Namun, doktrinasi agama oleh NII itu mungkin juga terjadi di kampus lain di Kota Malang. Misalnya, Universitas Islam Negeri (UIN) Maulana Malik Ibrahim dan Universitas Brawijaya (UB). Dugaan bahwa sembilan mahasiswa itu, termasuk Rizki, menjadi korban perekrutan aktivis NII, antara lain, berdasar pengakuan M. Hanif (salah seorang di antara sembilan mahasiswa itu). Kepada Radar Malang (INDOPOS Group), Hanif mengaku bahwa dirinya diajak Maya dan Agung.
’’Saya diajak berkumpul dua kali. Saat itu kami didoktrin oleh dua orang. Namanya Adam dan Fikri,’’ ungkapnya. Kepada Hanif serta teman-temannya yang lain, Adam dan Fikri menyatakan bahwa kebangkitan Islam akan terjadi pada abad ke- 21. Tapi, syaratnya, warga Indonesia harus melaksanakan ajaran Islam secara total, baik dengan harta maupun jiwa raga.
Bahkan sang pendoktrin, kata Hanif, mengungkapkan, amal kebajikan seseorang tidak bisa diterima sebelum berhijrah. Maksud hijrah itu adalah pindah dari warga Negara Kesatuan Republik Indonesia (NKRI) menjadi warga negara Islam. Di antara sembilan mahasiswa tersebut, Hanif termasuk yang tidak mau didoktrin. Berdasar laporan paman korban kepada polisi, mahasiswa asal Jalan Gatot Subroto, Kelurahan Sadia, Mapunga, Kota Bima, tersebut pergi dari rumah kos pada Sabtu, 19 Maret lalu. Dia berangkat pagi seperti hendak berangkat kuliah.
Bagaimana mereka didoktrin? Modus yang dipakai pelaku adalah mengajak berhijrah dan bergabung dengan gerakan NII. Caranya, pelaku mendoktrin (brain washing) korban bahwa mereka dianggap kafir selama mengikuti NKRI. Jaringan pelaku diperkirakan sudah sangat kuat. Terbukti, ada beberapa nama yang disebut korban sebagai mahasiswa asal Jogjakarta, Jakarta, Surabaya, dan Cirebon.

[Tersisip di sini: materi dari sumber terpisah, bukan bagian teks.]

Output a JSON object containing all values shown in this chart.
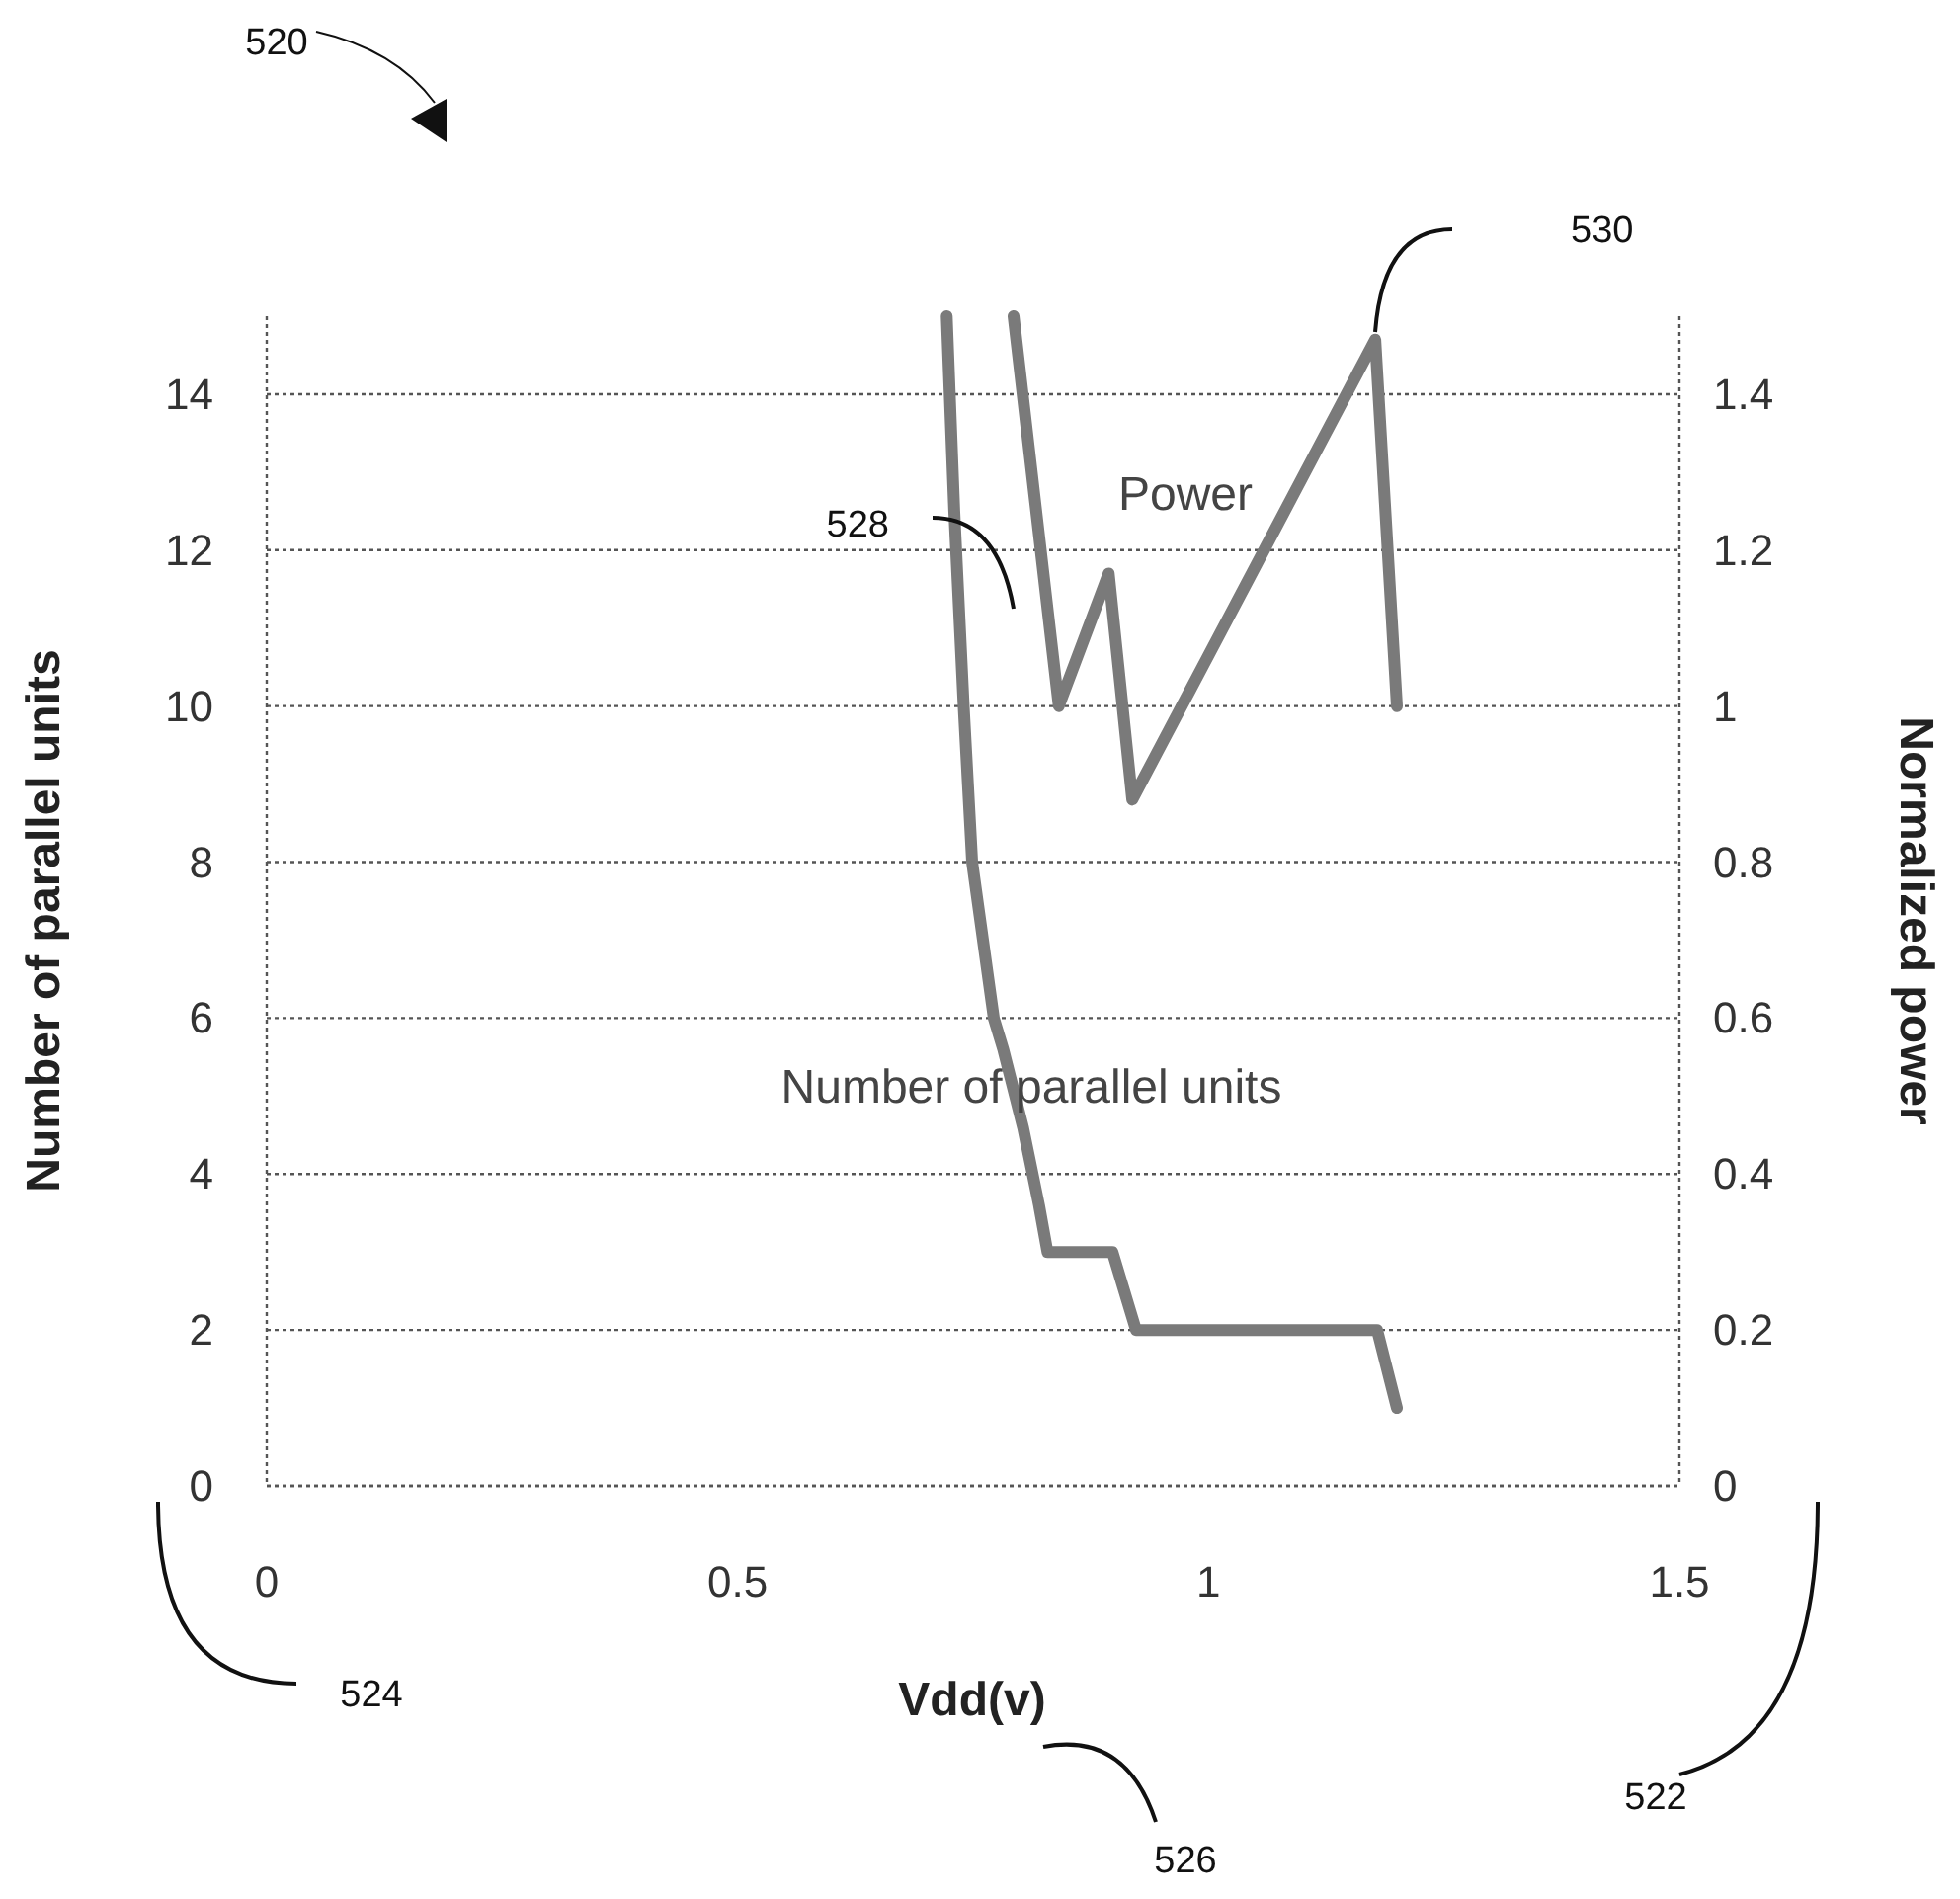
{
  "chart_data": {
    "type": "line",
    "xlabel": "Vdd(v)",
    "ylabel": "Number of parallel units",
    "y2label": "Normalized power",
    "xlim": [
      0,
      1.5
    ],
    "xticks": [
      0,
      0.5,
      1,
      1.5
    ],
    "ylim": [
      0,
      15
    ],
    "yticks": [
      0,
      2,
      4,
      6,
      8,
      10,
      12,
      14
    ],
    "y2lim": [
      0,
      1.5
    ],
    "y2ticks": [
      0,
      0.2,
      0.4,
      0.6,
      0.8,
      1,
      1.2,
      1.4
    ],
    "grid": "y",
    "line_style": "solid",
    "series": [
      {
        "name": "Number of parallel units",
        "color": "#7a7a7a",
        "x": [
          0.722,
          0.73,
          0.74,
          0.749,
          0.772,
          0.782,
          0.803,
          0.82,
          0.829,
          0.898,
          0.923,
          1.179,
          1.2
        ],
        "values": [
          15,
          12.5,
          10,
          8,
          6,
          5.6,
          4.6,
          3.6,
          3,
          3,
          2,
          2,
          1
        ]
      },
      {
        "name": "Power",
        "color": "#7a7a7a",
        "axis": "y2",
        "x": [
          0.793,
          0.841,
          0.894,
          0.919,
          1.177,
          1.2
        ],
        "values": [
          1.5,
          1.0,
          1.17,
          0.88,
          1.47,
          1.0
        ]
      }
    ],
    "annotations": [
      "520",
      "522",
      "524",
      "526",
      "528",
      "530"
    ]
  }
}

Termasuk karyawati Kemenhub asal Kemayoran, Jakarta Pusat, ’’Para korban adalah mahasiswa baru yang didekati sejak sebelum memperoleh sentuhan pembekalan orientasi studi di kampus. Calon korban mula-mula diajak bertemu dan berdiskusi di mal, restoran cepat saji, atau kafe-kafe. Korban lalu diajak ke sebuah tempat di Jakarta dengan rute Surabaya– Jogja–Jakarta,’’ ungkap Pembantu Rector III UMM, Joko Widodo.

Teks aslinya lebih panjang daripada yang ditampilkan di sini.